I'm a stranger (been reading your tumblr since Winter Soldier days), but—you were posting about your cat dying just a few days ahead of my own cat dying. She was already sick and declining, and I could tell that might be our future too. It felt like, I don't know. Seeing candles lit a few steps ahead along a path through the darkness. Like companionship, even though you didn't know we existed. (I wasn't posting about it then, but a post brought it to mind today and I thought I'd let you know.)
big hugs to you and ghost kisses to her <333 i didn't know about her, but of course you've been a mainstay in my notes for the better part of a decade, so i guess it's one of those odd tumblr distance-acquaintanceships where we haven't really talked but the friendly recognition and the occasional spooky synchronicity are there. losing a pet is a rough fucking time--even more so with all the stress, close calls, and grief-borrowing of a long slow decline--but i guess i'm glad, for whatever it's worth, that being able to see it coming also came with being able to preview someone else going through the same process.

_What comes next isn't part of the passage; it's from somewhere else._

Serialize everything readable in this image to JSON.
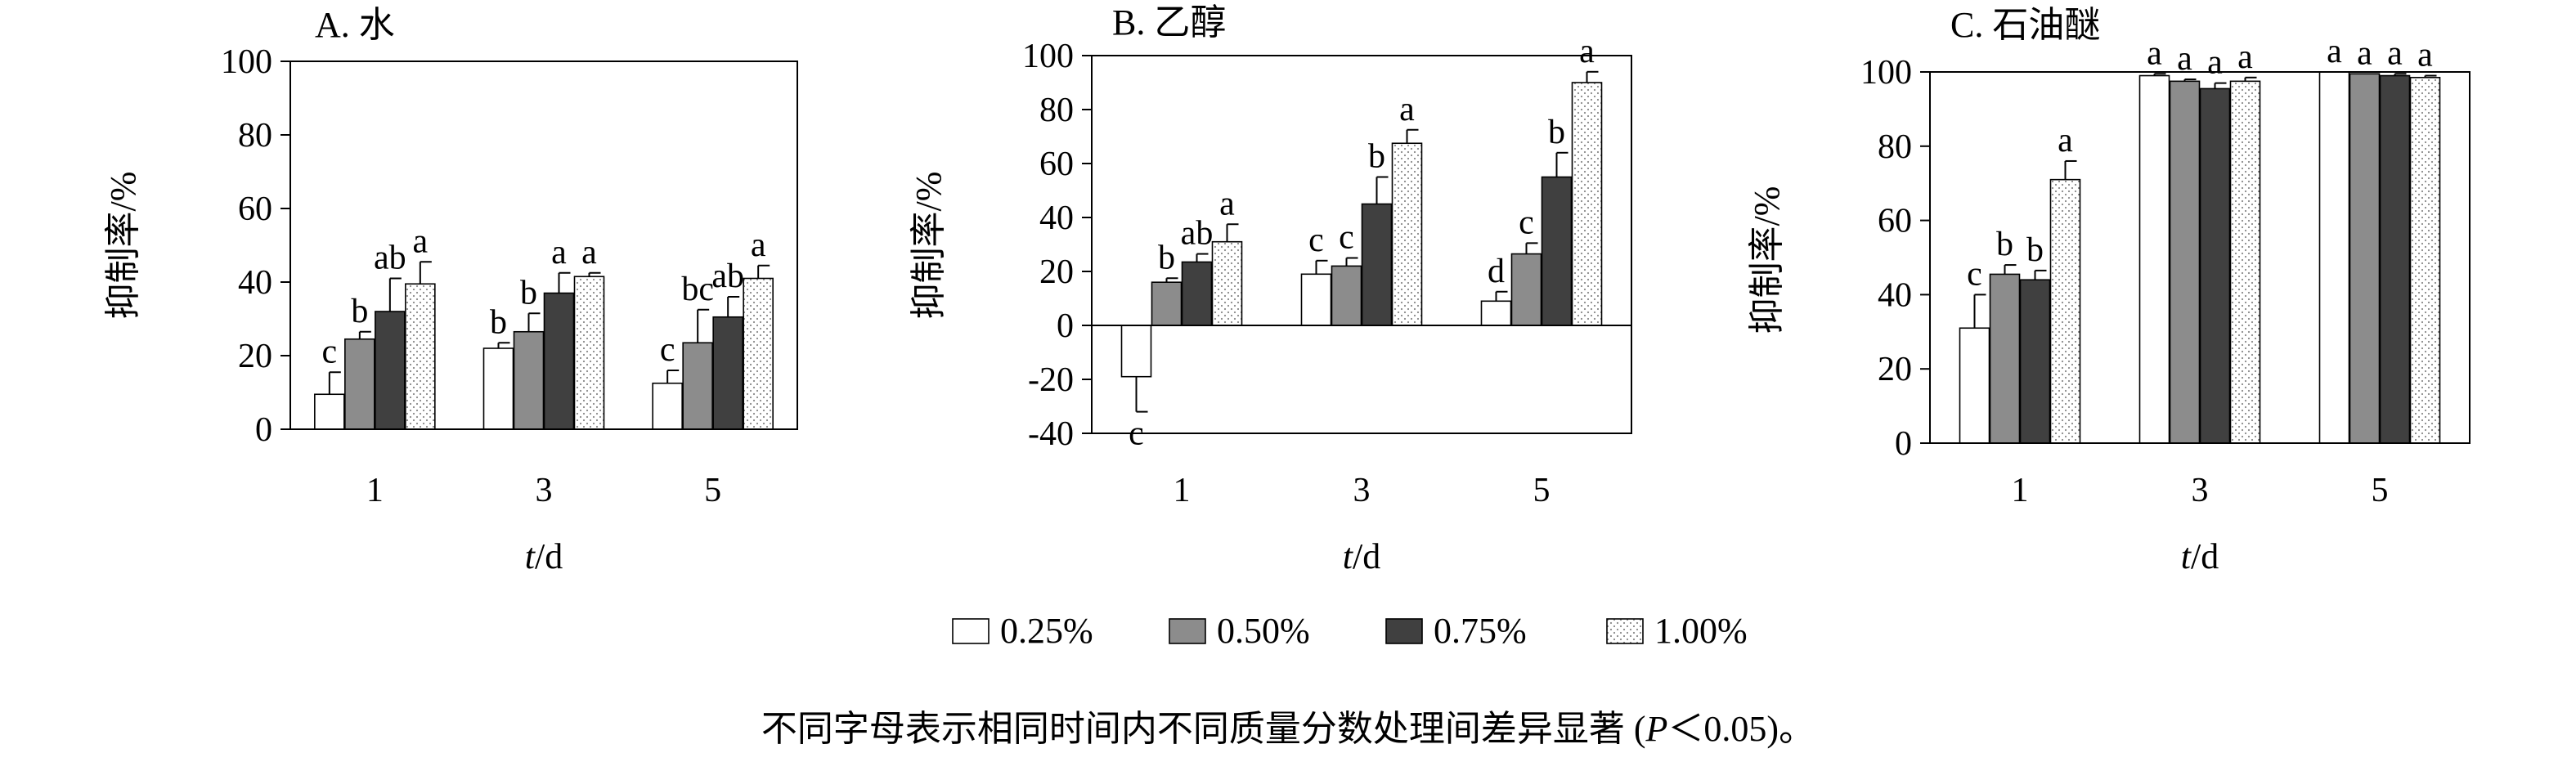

(and sorry for taking a while to answer, it's... been kind of a rough month. also ftr i would've followed back ages ago if my brain were remotely compatible with a dashboard that operates on "hey, it's them, they seem cool!", rather than "i am a wizened gremlin with a multi-decade case of Livejournal Disease whose head will explode like a dropped pumpkin if i can't habitually read all the way back to the point where i left off." which limits my follows to way fewer people than i'd prefer.)

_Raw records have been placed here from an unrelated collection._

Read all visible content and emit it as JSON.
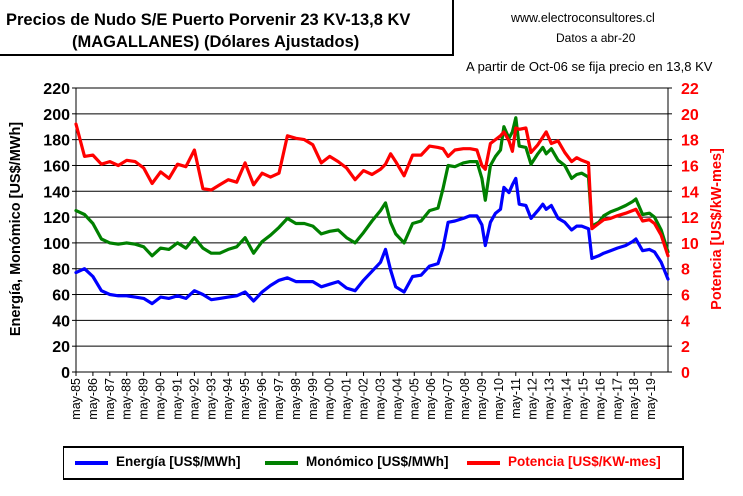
{
  "header": {
    "title_line1": "Precios de Nudo S/E Puerto Porvenir 23 KV-13,8 KV",
    "title_line2": "(MAGALLANES) (Dólares Ajustados)",
    "website": "www.electroconsultores.cl",
    "date_note": "Datos a abr-20",
    "note": "A partir de Oct-06 se fija precio en 13,8 KV"
  },
  "chart_data": {
    "type": "line",
    "title": "Precios de Nudo S/E Puerto Porvenir 23 KV-13,8 KV (MAGALLANES) (Dólares Ajustados)",
    "ylabel_left": "Energía, Monómico [US$/MWh]",
    "ylabel_right": "Potencia [US$/kW-mes]",
    "ylim_left": [
      0,
      220
    ],
    "ylim_right": [
      0,
      22
    ],
    "yticks_left": [
      "0",
      "20",
      "40",
      "60",
      "80",
      "100",
      "120",
      "140",
      "160",
      "180",
      "200",
      "220"
    ],
    "yticks_right": [
      "0",
      "2",
      "4",
      "6",
      "8",
      "10",
      "12",
      "14",
      "16",
      "18",
      "20",
      "22"
    ],
    "xticks": [
      "may-85",
      "may-86",
      "may-87",
      "may-88",
      "may-89",
      "may-90",
      "may-91",
      "may-92",
      "may-93",
      "may-94",
      "may-95",
      "may-96",
      "may-97",
      "may-98",
      "may-99",
      "may-00",
      "may-01",
      "may-02",
      "may-03",
      "may-04",
      "may-05",
      "may-06",
      "may-07",
      "may-08",
      "may-09",
      "may-10",
      "may-11",
      "may-12",
      "may-13",
      "may-14",
      "may-15",
      "may-16",
      "may-17",
      "may-18",
      "may-19"
    ],
    "grid": true,
    "legend_position": "bottom",
    "series": [
      {
        "name": "Energía [US$/MWh]",
        "axis": "left",
        "color": "#0000ff",
        "points": [
          [
            1985.3,
            77
          ],
          [
            1985.8,
            80
          ],
          [
            1986.3,
            74
          ],
          [
            1986.8,
            63
          ],
          [
            1987.3,
            60
          ],
          [
            1987.8,
            59
          ],
          [
            1988.3,
            59
          ],
          [
            1988.8,
            58
          ],
          [
            1989.3,
            57
          ],
          [
            1989.8,
            53
          ],
          [
            1990.3,
            58
          ],
          [
            1990.8,
            57
          ],
          [
            1991.3,
            59
          ],
          [
            1991.8,
            57
          ],
          [
            1992.3,
            63
          ],
          [
            1992.8,
            60
          ],
          [
            1993.3,
            56
          ],
          [
            1993.8,
            57
          ],
          [
            1994.3,
            58
          ],
          [
            1994.8,
            59
          ],
          [
            1995.3,
            62
          ],
          [
            1995.8,
            55
          ],
          [
            1996.3,
            62
          ],
          [
            1996.8,
            67
          ],
          [
            1997.3,
            71
          ],
          [
            1997.8,
            73
          ],
          [
            1998.3,
            70
          ],
          [
            1998.8,
            70
          ],
          [
            1999.3,
            70
          ],
          [
            1999.8,
            66
          ],
          [
            2000.3,
            68
          ],
          [
            2000.8,
            70
          ],
          [
            2001.3,
            65
          ],
          [
            2001.8,
            63
          ],
          [
            2002.3,
            71
          ],
          [
            2002.8,
            78
          ],
          [
            2003.3,
            85
          ],
          [
            2003.6,
            95
          ],
          [
            2003.9,
            79
          ],
          [
            2004.2,
            66
          ],
          [
            2004.7,
            62
          ],
          [
            2005.2,
            74
          ],
          [
            2005.7,
            75
          ],
          [
            2006.2,
            82
          ],
          [
            2006.7,
            84
          ],
          [
            2007.0,
            96
          ],
          [
            2007.3,
            116
          ],
          [
            2007.7,
            117
          ],
          [
            2008.2,
            119
          ],
          [
            2008.6,
            121
          ],
          [
            2009.0,
            121
          ],
          [
            2009.3,
            114
          ],
          [
            2009.5,
            98
          ],
          [
            2009.8,
            116
          ],
          [
            2010.1,
            123
          ],
          [
            2010.4,
            126
          ],
          [
            2010.6,
            143
          ],
          [
            2010.9,
            139
          ],
          [
            2011.1,
            145
          ],
          [
            2011.3,
            150
          ],
          [
            2011.5,
            130
          ],
          [
            2011.9,
            129
          ],
          [
            2012.2,
            119
          ],
          [
            2012.6,
            125
          ],
          [
            2012.9,
            130
          ],
          [
            2013.1,
            126
          ],
          [
            2013.4,
            129
          ],
          [
            2013.8,
            119
          ],
          [
            2014.2,
            116
          ],
          [
            2014.6,
            110
          ],
          [
            2014.9,
            113
          ],
          [
            2015.2,
            113
          ],
          [
            2015.6,
            111
          ],
          [
            2015.8,
            88
          ],
          [
            2016.2,
            90
          ],
          [
            2016.5,
            92
          ],
          [
            2016.9,
            94
          ],
          [
            2017.3,
            96
          ],
          [
            2017.8,
            98
          ],
          [
            2018.2,
            101
          ],
          [
            2018.4,
            103
          ],
          [
            2018.8,
            94
          ],
          [
            2019.2,
            95
          ],
          [
            2019.5,
            93
          ],
          [
            2019.9,
            85
          ],
          [
            2020.3,
            72
          ]
        ]
      },
      {
        "name": "Monómico [US$/MWh]",
        "axis": "left",
        "color": "#008000",
        "points": [
          [
            1985.3,
            125
          ],
          [
            1985.8,
            122
          ],
          [
            1986.3,
            115
          ],
          [
            1986.8,
            103
          ],
          [
            1987.3,
            100
          ],
          [
            1987.8,
            99
          ],
          [
            1988.3,
            100
          ],
          [
            1988.8,
            99
          ],
          [
            1989.3,
            97
          ],
          [
            1989.8,
            90
          ],
          [
            1990.3,
            96
          ],
          [
            1990.8,
            95
          ],
          [
            1991.3,
            100
          ],
          [
            1991.8,
            96
          ],
          [
            1992.3,
            104
          ],
          [
            1992.8,
            96
          ],
          [
            1993.3,
            92
          ],
          [
            1993.8,
            92
          ],
          [
            1994.3,
            95
          ],
          [
            1994.8,
            97
          ],
          [
            1995.3,
            104
          ],
          [
            1995.8,
            92
          ],
          [
            1996.3,
            101
          ],
          [
            1996.8,
            106
          ],
          [
            1997.3,
            112
          ],
          [
            1997.8,
            119
          ],
          [
            1998.3,
            115
          ],
          [
            1998.8,
            115
          ],
          [
            1999.3,
            113
          ],
          [
            1999.8,
            107
          ],
          [
            2000.3,
            109
          ],
          [
            2000.8,
            110
          ],
          [
            2001.3,
            104
          ],
          [
            2001.8,
            100
          ],
          [
            2002.3,
            108
          ],
          [
            2002.8,
            117
          ],
          [
            2003.3,
            125
          ],
          [
            2003.6,
            131
          ],
          [
            2003.9,
            116
          ],
          [
            2004.2,
            107
          ],
          [
            2004.7,
            100
          ],
          [
            2005.2,
            115
          ],
          [
            2005.7,
            117
          ],
          [
            2006.2,
            125
          ],
          [
            2006.7,
            127
          ],
          [
            2007.0,
            142
          ],
          [
            2007.3,
            160
          ],
          [
            2007.7,
            159
          ],
          [
            2008.2,
            162
          ],
          [
            2008.6,
            163
          ],
          [
            2009.0,
            163
          ],
          [
            2009.3,
            150
          ],
          [
            2009.5,
            133
          ],
          [
            2009.8,
            160
          ],
          [
            2010.1,
            167
          ],
          [
            2010.4,
            172
          ],
          [
            2010.6,
            190
          ],
          [
            2010.9,
            181
          ],
          [
            2011.1,
            186
          ],
          [
            2011.3,
            197
          ],
          [
            2011.5,
            175
          ],
          [
            2011.9,
            174
          ],
          [
            2012.2,
            161
          ],
          [
            2012.6,
            169
          ],
          [
            2012.9,
            174
          ],
          [
            2013.1,
            169
          ],
          [
            2013.4,
            173
          ],
          [
            2013.8,
            164
          ],
          [
            2014.2,
            160
          ],
          [
            2014.6,
            150
          ],
          [
            2014.9,
            153
          ],
          [
            2015.2,
            154
          ],
          [
            2015.6,
            151
          ],
          [
            2015.8,
            113
          ],
          [
            2016.2,
            116
          ],
          [
            2016.5,
            121
          ],
          [
            2016.9,
            124
          ],
          [
            2017.3,
            126
          ],
          [
            2017.8,
            129
          ],
          [
            2018.2,
            132
          ],
          [
            2018.4,
            134
          ],
          [
            2018.8,
            122
          ],
          [
            2019.2,
            123
          ],
          [
            2019.5,
            120
          ],
          [
            2019.9,
            110
          ],
          [
            2020.3,
            93
          ]
        ]
      },
      {
        "name": "Potencia [US$/KW-mes]",
        "axis": "right",
        "color": "#ff0000",
        "points": [
          [
            1985.3,
            19.2
          ],
          [
            1985.8,
            16.7
          ],
          [
            1986.3,
            16.8
          ],
          [
            1986.8,
            16.1
          ],
          [
            1987.3,
            16.3
          ],
          [
            1987.8,
            16.0
          ],
          [
            1988.3,
            16.4
          ],
          [
            1988.8,
            16.3
          ],
          [
            1989.3,
            15.8
          ],
          [
            1989.8,
            14.6
          ],
          [
            1990.3,
            15.5
          ],
          [
            1990.8,
            15.0
          ],
          [
            1991.3,
            16.1
          ],
          [
            1991.8,
            15.9
          ],
          [
            1992.3,
            17.2
          ],
          [
            1992.8,
            14.2
          ],
          [
            1993.3,
            14.1
          ],
          [
            1993.8,
            14.5
          ],
          [
            1994.3,
            14.9
          ],
          [
            1994.8,
            14.7
          ],
          [
            1995.3,
            16.2
          ],
          [
            1995.8,
            14.5
          ],
          [
            1996.3,
            15.4
          ],
          [
            1996.8,
            15.1
          ],
          [
            1997.3,
            15.4
          ],
          [
            1997.8,
            18.3
          ],
          [
            1998.3,
            18.1
          ],
          [
            1998.8,
            18.0
          ],
          [
            1999.3,
            17.6
          ],
          [
            1999.8,
            16.2
          ],
          [
            2000.3,
            16.7
          ],
          [
            2000.8,
            16.3
          ],
          [
            2001.3,
            15.8
          ],
          [
            2001.8,
            14.9
          ],
          [
            2002.3,
            15.6
          ],
          [
            2002.8,
            15.3
          ],
          [
            2003.3,
            15.7
          ],
          [
            2003.6,
            16.1
          ],
          [
            2003.9,
            16.9
          ],
          [
            2004.2,
            16.3
          ],
          [
            2004.7,
            15.2
          ],
          [
            2005.2,
            16.8
          ],
          [
            2005.7,
            16.8
          ],
          [
            2006.2,
            17.5
          ],
          [
            2006.7,
            17.4
          ],
          [
            2007.0,
            17.3
          ],
          [
            2007.3,
            16.7
          ],
          [
            2007.7,
            17.2
          ],
          [
            2008.2,
            17.3
          ],
          [
            2008.6,
            17.3
          ],
          [
            2009.0,
            17.2
          ],
          [
            2009.3,
            16.0
          ],
          [
            2009.5,
            15.7
          ],
          [
            2009.8,
            17.7
          ],
          [
            2010.1,
            18.0
          ],
          [
            2010.4,
            18.3
          ],
          [
            2010.6,
            18.6
          ],
          [
            2010.9,
            17.9
          ],
          [
            2011.1,
            17.1
          ],
          [
            2011.3,
            18.9
          ],
          [
            2011.5,
            18.8
          ],
          [
            2011.9,
            18.9
          ],
          [
            2012.2,
            17.0
          ],
          [
            2012.6,
            17.6
          ],
          [
            2012.9,
            18.2
          ],
          [
            2013.1,
            18.6
          ],
          [
            2013.4,
            17.7
          ],
          [
            2013.8,
            17.9
          ],
          [
            2014.2,
            17.0
          ],
          [
            2014.6,
            16.3
          ],
          [
            2014.9,
            16.6
          ],
          [
            2015.2,
            16.4
          ],
          [
            2015.6,
            16.2
          ],
          [
            2015.8,
            11.1
          ],
          [
            2016.2,
            11.5
          ],
          [
            2016.5,
            11.8
          ],
          [
            2016.9,
            11.9
          ],
          [
            2017.3,
            12.1
          ],
          [
            2017.8,
            12.3
          ],
          [
            2018.2,
            12.5
          ],
          [
            2018.4,
            12.6
          ],
          [
            2018.8,
            11.7
          ],
          [
            2019.2,
            11.8
          ],
          [
            2019.5,
            11.5
          ],
          [
            2019.9,
            10.6
          ],
          [
            2020.3,
            9.0
          ]
        ]
      }
    ]
  }
}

don't know if i recced her at the time (or if you're already familiar with her work), but Caitlin "Ask a Mortician" Doughty was a huge influence on some of the sendoff-ceremony stuff i was posting, and a huge help with, like... treating the inevitable with honor and compassion, but not the awkward solemnity that's just pained avoidance in fancy dress. i'd previously read Smoke Gets in Your Eyes in one sitting, keeping bedside watch/company in the final stretch of a very emotionally complicated death in the family, and that book was so Exactly What Was Needed for the moment that when Ziggy was getting worse, i made sure to keep a couple of her videos about pet death in my back pocket for when the time came.

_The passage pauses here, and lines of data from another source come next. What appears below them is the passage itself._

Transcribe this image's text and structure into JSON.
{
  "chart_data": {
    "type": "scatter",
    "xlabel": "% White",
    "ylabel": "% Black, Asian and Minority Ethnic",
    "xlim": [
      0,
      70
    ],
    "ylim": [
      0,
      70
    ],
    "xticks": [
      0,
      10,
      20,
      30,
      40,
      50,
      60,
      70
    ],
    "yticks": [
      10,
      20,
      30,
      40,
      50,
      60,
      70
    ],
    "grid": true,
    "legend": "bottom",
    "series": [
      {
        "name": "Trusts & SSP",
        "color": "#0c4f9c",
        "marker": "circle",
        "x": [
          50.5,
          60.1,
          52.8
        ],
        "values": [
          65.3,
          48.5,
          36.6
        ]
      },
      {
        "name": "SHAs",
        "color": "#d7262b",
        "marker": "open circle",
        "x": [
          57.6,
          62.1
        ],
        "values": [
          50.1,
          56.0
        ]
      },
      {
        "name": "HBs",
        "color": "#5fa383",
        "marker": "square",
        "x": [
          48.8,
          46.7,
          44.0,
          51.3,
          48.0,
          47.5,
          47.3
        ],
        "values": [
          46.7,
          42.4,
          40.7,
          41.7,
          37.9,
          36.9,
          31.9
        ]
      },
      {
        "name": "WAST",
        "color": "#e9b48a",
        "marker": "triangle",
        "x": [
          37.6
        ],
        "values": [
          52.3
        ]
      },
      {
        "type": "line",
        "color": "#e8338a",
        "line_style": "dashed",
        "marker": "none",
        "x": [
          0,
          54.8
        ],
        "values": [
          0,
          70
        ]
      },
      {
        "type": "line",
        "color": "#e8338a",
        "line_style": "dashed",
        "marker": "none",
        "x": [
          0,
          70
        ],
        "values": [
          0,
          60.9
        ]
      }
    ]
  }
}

anyway, to end on a bittersweet note, if your kitty died within a few days of Ziggy that means they both shuffled off this mortal coil around All Hallows / Day of the Dead, which is just... such amazingly Cat Behavior. nosing around the seams between the worlds until the veil is thin and then proceeding to walk the wrong fucking way through it. i hope they met each other, both headed upstream against traffic, on the road to... well, wherever it is they were going.